"Flop" all'asta del Carciotti: in busta un decimo della cauzione

Mistero sulle intenzioni del gruppo austriaco e sulle prossime mosse del Comune. Giorgi: "Momento imbarazzante, ora un'altra asta oppure trattativa diretta. Spero ci sia ancora interesse da parte loro". Il sindaco aveva dichiarato: "Se va in porto reinvestiamo nel campus di via Rossetti"

Foto: Giovanni Aiello

Tutto era pronto per l'acquisto di Palazzo Carciotti: 14 milioni e 900mila Euro erano stati offerti da un grosso gruppo austriaco, invece l'asta si è conclusa con un nulla di fatto. Lo conferma l'assessore al Patrimonio Lorenzo Giorgi: il potenziale acquirente si è presentato stamattina, venerdì 25 ottobre, con il 10% della cauzione e non è stato possibile portare a termine l'acquisto.

"Momento imbarazzante"

“Un momento piuttosto imbarazzante – commenta uno sconcertato Giorgi - Nella prima busta, oltre alla documentazione, avrebbe dovuto esserci il versamento della cauzione da 1 milione e 500mila euro, (il 10 percento dell'offerta totale, ndr), invece ce n'erano solo 150mila, di fatto l'uno percento dell'intera somma. L'aspirante acquirente ha chiesto più volte di continuare ma, anche se avessimo voluto accettare non avremmo potuto perché ci sono delle regole da rispettare. Non avremmo comunque continuato perché davanti a queste somme il Comune deve tutelarsi”.

Messi all'asta per due milioni di euro quattro immobili comunali 

Aspettative deluse

Grandi erano le aspettative: il gruppo avrebbe dovuto trasformare in un hotel a cinque stelle l'arcinoto palazzo progettato dal Persch. Come noto all'assessore stesso, si parlava di un investimento da 100 milioni di euro per riqualificare l'immobile nel rispetto delle norme dettate dalla soprintendenza, oltre alla realizzazione di un parcheggio sotterraneo (intervento costoso e avveniristico, considerando la presenza di palafitte sotto il palazzo). 

Il "sogno" del sindaco

L'asta precedente partiva da 22,7 milioni ed era andata a vuoto, quindi il prezzo era stato ribassato. L'offerta del gruppo austriaco era stata poi accolta con gran favore dall'amministrazione e nel mattino sembrava quasi cosa fatta, tanto che il sindaco Dipiazza, alla premiazione della campionessa di Judo Veronica Toniolo, aveva dichiarato: “Se stamattina vendiamo il Carciotti, domani stesso investirò nel Campus di via Rossetti. Sarà la soluzione a due problemi: quello delle scuole e quello delle palestre, che nella seconda città più sportiva d'Italia è una questione da risolvere al più presto”.

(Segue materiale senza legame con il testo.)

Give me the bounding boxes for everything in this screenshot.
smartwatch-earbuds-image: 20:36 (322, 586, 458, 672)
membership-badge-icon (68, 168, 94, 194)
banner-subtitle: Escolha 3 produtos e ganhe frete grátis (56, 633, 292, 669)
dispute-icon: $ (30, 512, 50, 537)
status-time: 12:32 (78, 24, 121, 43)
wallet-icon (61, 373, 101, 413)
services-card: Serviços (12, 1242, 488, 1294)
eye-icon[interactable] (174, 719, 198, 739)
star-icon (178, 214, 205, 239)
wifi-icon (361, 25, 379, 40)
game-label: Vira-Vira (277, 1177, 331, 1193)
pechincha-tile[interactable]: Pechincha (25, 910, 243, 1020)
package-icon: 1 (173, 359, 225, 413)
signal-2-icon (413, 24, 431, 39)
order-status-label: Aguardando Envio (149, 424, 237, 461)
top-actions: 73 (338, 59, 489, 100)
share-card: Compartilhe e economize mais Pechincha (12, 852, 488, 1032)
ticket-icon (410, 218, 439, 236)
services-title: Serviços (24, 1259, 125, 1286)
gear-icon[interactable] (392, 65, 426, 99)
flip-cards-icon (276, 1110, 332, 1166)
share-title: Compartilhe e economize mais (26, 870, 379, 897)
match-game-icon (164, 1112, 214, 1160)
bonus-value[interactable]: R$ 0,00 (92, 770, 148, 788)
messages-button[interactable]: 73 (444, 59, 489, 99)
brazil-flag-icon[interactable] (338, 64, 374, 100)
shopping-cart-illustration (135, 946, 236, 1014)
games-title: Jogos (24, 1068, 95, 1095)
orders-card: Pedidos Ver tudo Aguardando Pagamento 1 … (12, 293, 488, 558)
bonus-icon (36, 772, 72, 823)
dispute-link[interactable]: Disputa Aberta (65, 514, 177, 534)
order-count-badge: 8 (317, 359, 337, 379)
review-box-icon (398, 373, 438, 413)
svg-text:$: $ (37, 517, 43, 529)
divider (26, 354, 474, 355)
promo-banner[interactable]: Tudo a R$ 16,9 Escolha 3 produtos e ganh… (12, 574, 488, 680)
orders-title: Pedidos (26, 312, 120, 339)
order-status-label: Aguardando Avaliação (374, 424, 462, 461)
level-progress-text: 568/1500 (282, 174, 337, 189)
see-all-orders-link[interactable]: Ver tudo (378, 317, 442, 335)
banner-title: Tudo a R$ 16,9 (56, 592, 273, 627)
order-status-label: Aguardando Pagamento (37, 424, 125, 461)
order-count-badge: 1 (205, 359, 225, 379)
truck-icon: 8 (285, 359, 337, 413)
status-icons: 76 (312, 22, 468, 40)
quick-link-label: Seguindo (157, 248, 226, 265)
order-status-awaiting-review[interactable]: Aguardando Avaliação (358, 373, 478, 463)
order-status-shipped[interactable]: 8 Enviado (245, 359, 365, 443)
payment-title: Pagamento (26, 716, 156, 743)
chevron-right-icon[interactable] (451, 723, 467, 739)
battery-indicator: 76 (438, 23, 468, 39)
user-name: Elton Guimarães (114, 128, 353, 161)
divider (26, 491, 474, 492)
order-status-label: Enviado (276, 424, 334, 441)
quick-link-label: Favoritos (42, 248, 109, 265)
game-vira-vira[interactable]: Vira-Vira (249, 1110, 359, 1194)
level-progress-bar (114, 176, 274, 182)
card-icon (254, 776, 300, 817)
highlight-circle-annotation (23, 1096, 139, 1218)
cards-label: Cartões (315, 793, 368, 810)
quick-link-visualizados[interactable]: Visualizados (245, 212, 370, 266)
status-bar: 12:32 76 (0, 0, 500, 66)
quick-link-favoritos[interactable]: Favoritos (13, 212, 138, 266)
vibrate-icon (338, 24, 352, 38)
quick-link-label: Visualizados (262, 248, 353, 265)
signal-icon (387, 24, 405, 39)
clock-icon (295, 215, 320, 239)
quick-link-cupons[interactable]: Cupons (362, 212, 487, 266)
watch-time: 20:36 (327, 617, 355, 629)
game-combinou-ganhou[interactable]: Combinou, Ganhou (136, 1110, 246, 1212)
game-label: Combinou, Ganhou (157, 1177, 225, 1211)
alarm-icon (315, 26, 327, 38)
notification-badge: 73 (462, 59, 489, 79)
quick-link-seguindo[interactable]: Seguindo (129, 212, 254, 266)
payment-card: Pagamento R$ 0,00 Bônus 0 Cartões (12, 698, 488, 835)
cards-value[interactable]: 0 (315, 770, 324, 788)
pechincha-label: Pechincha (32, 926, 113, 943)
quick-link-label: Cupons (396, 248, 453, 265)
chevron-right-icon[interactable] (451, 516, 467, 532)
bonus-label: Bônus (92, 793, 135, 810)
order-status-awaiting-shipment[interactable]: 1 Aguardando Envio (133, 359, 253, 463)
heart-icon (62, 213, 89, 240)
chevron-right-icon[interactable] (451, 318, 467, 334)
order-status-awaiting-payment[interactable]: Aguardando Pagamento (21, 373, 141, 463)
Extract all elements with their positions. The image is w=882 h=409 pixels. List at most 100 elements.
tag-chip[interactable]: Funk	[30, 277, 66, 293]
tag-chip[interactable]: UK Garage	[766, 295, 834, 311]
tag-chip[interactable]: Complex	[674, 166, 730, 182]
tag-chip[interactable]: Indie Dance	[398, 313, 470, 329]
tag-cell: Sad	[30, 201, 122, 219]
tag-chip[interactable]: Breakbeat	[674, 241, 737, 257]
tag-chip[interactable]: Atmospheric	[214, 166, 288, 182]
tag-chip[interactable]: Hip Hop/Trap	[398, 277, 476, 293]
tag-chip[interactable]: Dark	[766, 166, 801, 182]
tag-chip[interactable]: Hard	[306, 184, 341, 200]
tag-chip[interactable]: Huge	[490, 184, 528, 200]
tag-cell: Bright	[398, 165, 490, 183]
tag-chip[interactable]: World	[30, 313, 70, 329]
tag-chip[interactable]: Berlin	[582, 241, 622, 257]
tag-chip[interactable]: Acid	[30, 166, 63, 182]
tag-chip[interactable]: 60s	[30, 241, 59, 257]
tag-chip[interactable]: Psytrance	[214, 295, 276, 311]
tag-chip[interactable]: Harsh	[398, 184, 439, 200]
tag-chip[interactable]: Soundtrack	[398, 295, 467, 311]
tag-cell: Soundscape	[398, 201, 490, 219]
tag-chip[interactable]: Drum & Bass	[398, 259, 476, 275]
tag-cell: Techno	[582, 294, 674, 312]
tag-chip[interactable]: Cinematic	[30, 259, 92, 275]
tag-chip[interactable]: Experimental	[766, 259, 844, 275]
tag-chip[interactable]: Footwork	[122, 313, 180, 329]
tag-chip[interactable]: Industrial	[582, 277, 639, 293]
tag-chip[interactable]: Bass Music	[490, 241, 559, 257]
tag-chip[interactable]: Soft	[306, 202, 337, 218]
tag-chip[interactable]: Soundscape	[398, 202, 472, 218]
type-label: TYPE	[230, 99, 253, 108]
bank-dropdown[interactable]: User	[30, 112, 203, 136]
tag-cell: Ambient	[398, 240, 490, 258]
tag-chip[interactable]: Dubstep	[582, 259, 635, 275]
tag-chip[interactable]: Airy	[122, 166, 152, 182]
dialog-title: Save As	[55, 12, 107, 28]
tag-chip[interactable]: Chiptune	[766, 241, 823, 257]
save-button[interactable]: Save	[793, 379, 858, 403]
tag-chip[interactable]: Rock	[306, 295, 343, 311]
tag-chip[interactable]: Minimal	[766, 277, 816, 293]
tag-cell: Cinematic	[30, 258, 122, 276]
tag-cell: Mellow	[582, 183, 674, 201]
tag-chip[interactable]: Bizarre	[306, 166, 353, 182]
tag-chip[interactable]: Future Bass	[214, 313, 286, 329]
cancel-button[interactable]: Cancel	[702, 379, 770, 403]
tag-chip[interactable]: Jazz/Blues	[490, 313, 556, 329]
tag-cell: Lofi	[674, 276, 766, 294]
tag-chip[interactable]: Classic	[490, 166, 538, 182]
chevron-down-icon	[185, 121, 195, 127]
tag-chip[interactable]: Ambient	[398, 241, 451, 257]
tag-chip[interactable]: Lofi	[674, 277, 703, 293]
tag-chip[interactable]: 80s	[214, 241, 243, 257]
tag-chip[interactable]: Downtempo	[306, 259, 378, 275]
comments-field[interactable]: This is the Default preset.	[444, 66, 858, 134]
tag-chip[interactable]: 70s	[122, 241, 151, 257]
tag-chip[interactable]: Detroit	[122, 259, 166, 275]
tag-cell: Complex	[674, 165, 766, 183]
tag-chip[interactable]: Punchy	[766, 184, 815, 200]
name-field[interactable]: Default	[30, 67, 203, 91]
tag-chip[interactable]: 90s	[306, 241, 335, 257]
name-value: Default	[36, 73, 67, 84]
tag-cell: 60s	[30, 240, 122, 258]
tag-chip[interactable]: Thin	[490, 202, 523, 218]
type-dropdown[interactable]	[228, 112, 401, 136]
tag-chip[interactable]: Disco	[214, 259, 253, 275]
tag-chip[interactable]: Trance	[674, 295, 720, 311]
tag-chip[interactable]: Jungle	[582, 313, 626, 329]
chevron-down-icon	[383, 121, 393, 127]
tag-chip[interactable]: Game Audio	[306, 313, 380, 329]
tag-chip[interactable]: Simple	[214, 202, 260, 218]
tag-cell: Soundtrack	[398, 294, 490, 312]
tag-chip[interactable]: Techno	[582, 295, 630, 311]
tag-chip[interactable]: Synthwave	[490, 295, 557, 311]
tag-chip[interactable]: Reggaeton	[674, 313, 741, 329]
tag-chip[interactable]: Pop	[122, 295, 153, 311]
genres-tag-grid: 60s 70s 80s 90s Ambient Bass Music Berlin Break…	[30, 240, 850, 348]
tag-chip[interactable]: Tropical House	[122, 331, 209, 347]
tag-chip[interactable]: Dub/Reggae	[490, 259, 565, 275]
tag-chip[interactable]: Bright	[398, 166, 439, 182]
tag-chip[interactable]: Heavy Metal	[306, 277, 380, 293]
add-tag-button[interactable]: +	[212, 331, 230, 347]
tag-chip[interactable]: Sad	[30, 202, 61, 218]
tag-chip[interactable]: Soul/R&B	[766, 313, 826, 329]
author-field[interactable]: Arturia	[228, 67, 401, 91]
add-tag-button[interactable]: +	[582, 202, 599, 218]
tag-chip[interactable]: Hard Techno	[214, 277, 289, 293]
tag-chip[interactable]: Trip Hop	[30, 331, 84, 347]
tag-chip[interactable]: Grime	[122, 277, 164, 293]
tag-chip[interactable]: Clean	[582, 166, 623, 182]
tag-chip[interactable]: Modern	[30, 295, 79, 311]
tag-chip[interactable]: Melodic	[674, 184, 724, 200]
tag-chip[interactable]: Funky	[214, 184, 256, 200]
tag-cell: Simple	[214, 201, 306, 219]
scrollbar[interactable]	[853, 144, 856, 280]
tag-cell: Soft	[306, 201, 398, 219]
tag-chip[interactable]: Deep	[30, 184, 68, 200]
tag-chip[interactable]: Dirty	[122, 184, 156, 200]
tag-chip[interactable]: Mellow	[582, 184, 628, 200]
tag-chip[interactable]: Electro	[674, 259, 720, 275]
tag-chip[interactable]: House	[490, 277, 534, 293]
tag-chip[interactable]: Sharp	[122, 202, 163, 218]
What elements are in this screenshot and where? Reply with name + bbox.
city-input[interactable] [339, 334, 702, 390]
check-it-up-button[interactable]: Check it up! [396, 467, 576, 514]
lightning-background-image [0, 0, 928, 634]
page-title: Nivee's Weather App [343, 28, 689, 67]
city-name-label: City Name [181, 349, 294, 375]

“Questa è in effetti una delle ipotesi – commenta Giorgi – ma per il momento  bisogna aspettare. Ora dobbiamo fare delle verifiche con gli uffici per capire come procedere: se questa terza asta fosse andata deserta avremmo potuto avviare la trattativa diretta, invece tecnicamente non è stato così. La prossima settimana comunicheremo i prossimi passi. Intanto sono mediamente ottimista e immagino che gli investitori non abbiano cambiato idea, altrimenti non si sarebbero presentati in pompa magna con famiglia e avvocati”.

Avvocati che non hanno rilasciato dichiarazioni alla stampa, quindi motivazioni e intenzioni del gruppo rimangono nell'ombra. Secondo l'assessore al Patrimonio “Nel caso della Fiera avevamo fissato una cauzione più bassa, circa 100mila euro, forse saranno stati influenzati da questo. Mi auguro che l'interesse ci sia ancora e che questa sia solo una una fase di studio”.